角落一行小字,墨跡比別處深,反覆壓過好幾遍:“動作設計原則——既要超出她目前的舒適區,又不能超出她膝蓋的安全閾值。”
首演到現在沒多久。她每天練完倒頭就睡,他在她睡著之後還在寫方案、測動作、把不合格的設計推翻重來。
有些人的愛不說出口,全寫在你看不見的地方。
她用手背蹭了一下眼睛,把計劃書摔回桌上。聲音有點啞,但穩。
“怎麼排?”
“體能拉滿。《破曉》裡有連續轉體三週接跳躍加反向旋轉的組合,幾秒內切三種技術,中間沒有調整間隙。體能不夠跳一半就垮。芭蕾底子要重拾,古典舞身韻要單獨拆開練。”
他把日程安排翻開推到她面前,週一到週日全排滿了。沒有休息日,沒有彈性空間。這個男人給她鋪的路,從來不是好走的那條。
“你如果想退縮——”
“誰要退縮。”她打斷他,“我又不是來當花瓶的。”
“那從今天開始。”他拿起竹條走到排練廳中央,敲了一下把杆,“熱身。把杆組合完整走一遍。”
蘇念念站到把杆前架上腿。
竹條又敲了一聲。
“還有一件事。”他的聲音從身後傳過來,“這次不是演出單元那麼簡單。陳素說組委會內部在討論——如果《破曉》的完成度夠高,有可能臨時增設一個特邀競賽名額。”
蘇念念的腿架在把杆上沒動,但整個後背繃緊了。
“什麼意思?”
“意思是,你有可能不只是去表演。
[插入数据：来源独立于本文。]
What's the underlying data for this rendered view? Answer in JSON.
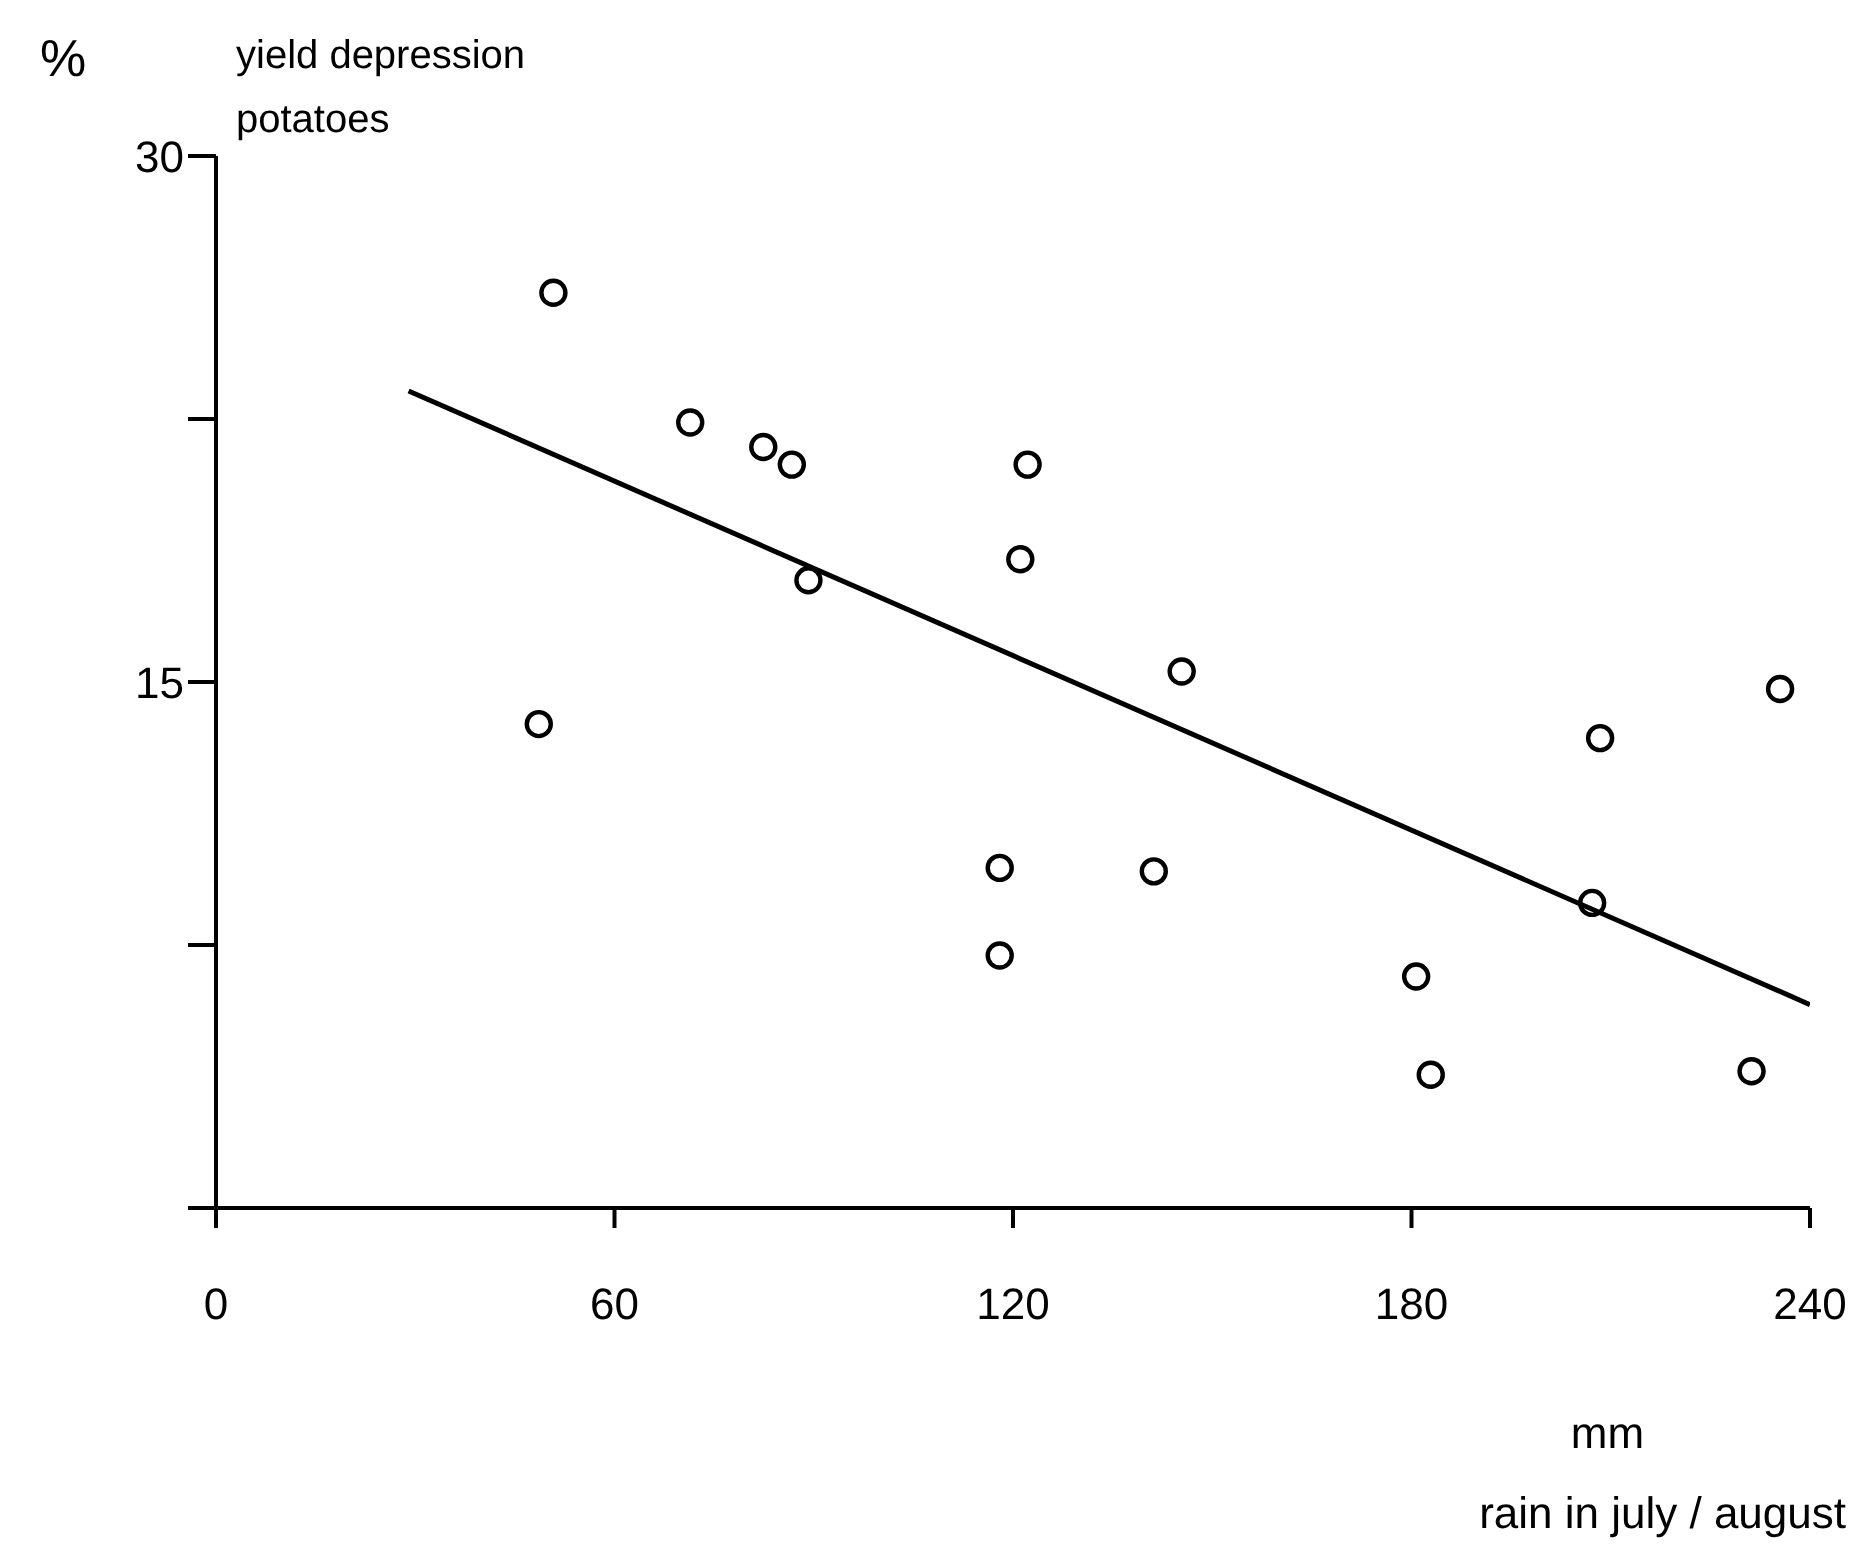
{
  "chart_data": {
    "type": "scatter",
    "title": "yield depression\npotatoes",
    "ylabel": "%",
    "xlabel": "rain in july / august",
    "annotations": [
      "mm"
    ],
    "xlim": [
      0,
      240
    ],
    "xticks": [
      0,
      60,
      120,
      180,
      240
    ],
    "ylim": [
      0,
      30
    ],
    "yticks": [
      {
        "value": 0,
        "label": null
      },
      {
        "value": 7.5,
        "label": null
      },
      15,
      {
        "value": 22.5,
        "label": null
      },
      30
    ],
    "grid": false,
    "series": [
      {
        "marker": "circle",
        "color": "#000000",
        "x": [
          50.8,
          48.6,
          71.4,
          82.4,
          86.7,
          89.2,
          122.2,
          121.1,
          118,
          118,
          141.2,
          145.4,
          180.7,
          182.9,
          208.4,
          207.2,
          231.2,
          235.5
        ],
        "values": [
          26.1,
          13.8,
          22.4,
          21.7,
          21.2,
          17.9,
          21.2,
          18.5,
          9.7,
          7.2,
          9.6,
          15.3,
          6.6,
          3.8,
          13.4,
          8.7,
          3.9,
          14.8
        ]
      },
      {
        "type": "line",
        "marker": "none",
        "color": "#000000",
        "x": [
          29,
          240
        ],
        "values": [
          23.3,
          5.8
        ]
      }
    ]
  }
}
”竹條在空氣中劃了一下,“你有可能要去比賽。”
排練廳安靜了兩秒。
去表演是亮相,去比賽是亮劍。
蘇念念把腿從把杆上放下來,轉過身看著他。
“那就比。”
三個字,沒有猶豫,沒有鋪墊。該慫的時候她慫得理首氣壯,該硬的時候也硬得乾脆利落。
顧臨淵沒接話,只是把竹條往把杆方向點了點。
“先把今天的熱身做完再說大話。前踢、側踢、後踢各二十個。計時。”
她轉回去重新架腿的時候,聽見他在身後翻開了那本訓練計劃,紙頁翻動的聲音很輕。
她不知道的是,計劃書倒數第二頁夾著一張手寫便籤,上面只有一句話:“競賽單元——Loss sario備案:若膝蓋資料超標,立即退出,不討論。”
那頁紙被他用回形針別住了,正面朝裡。
他把她往前推,也替她留好了退路。這世上最狠的管教者和最溫柔的兜底人,是同一個人。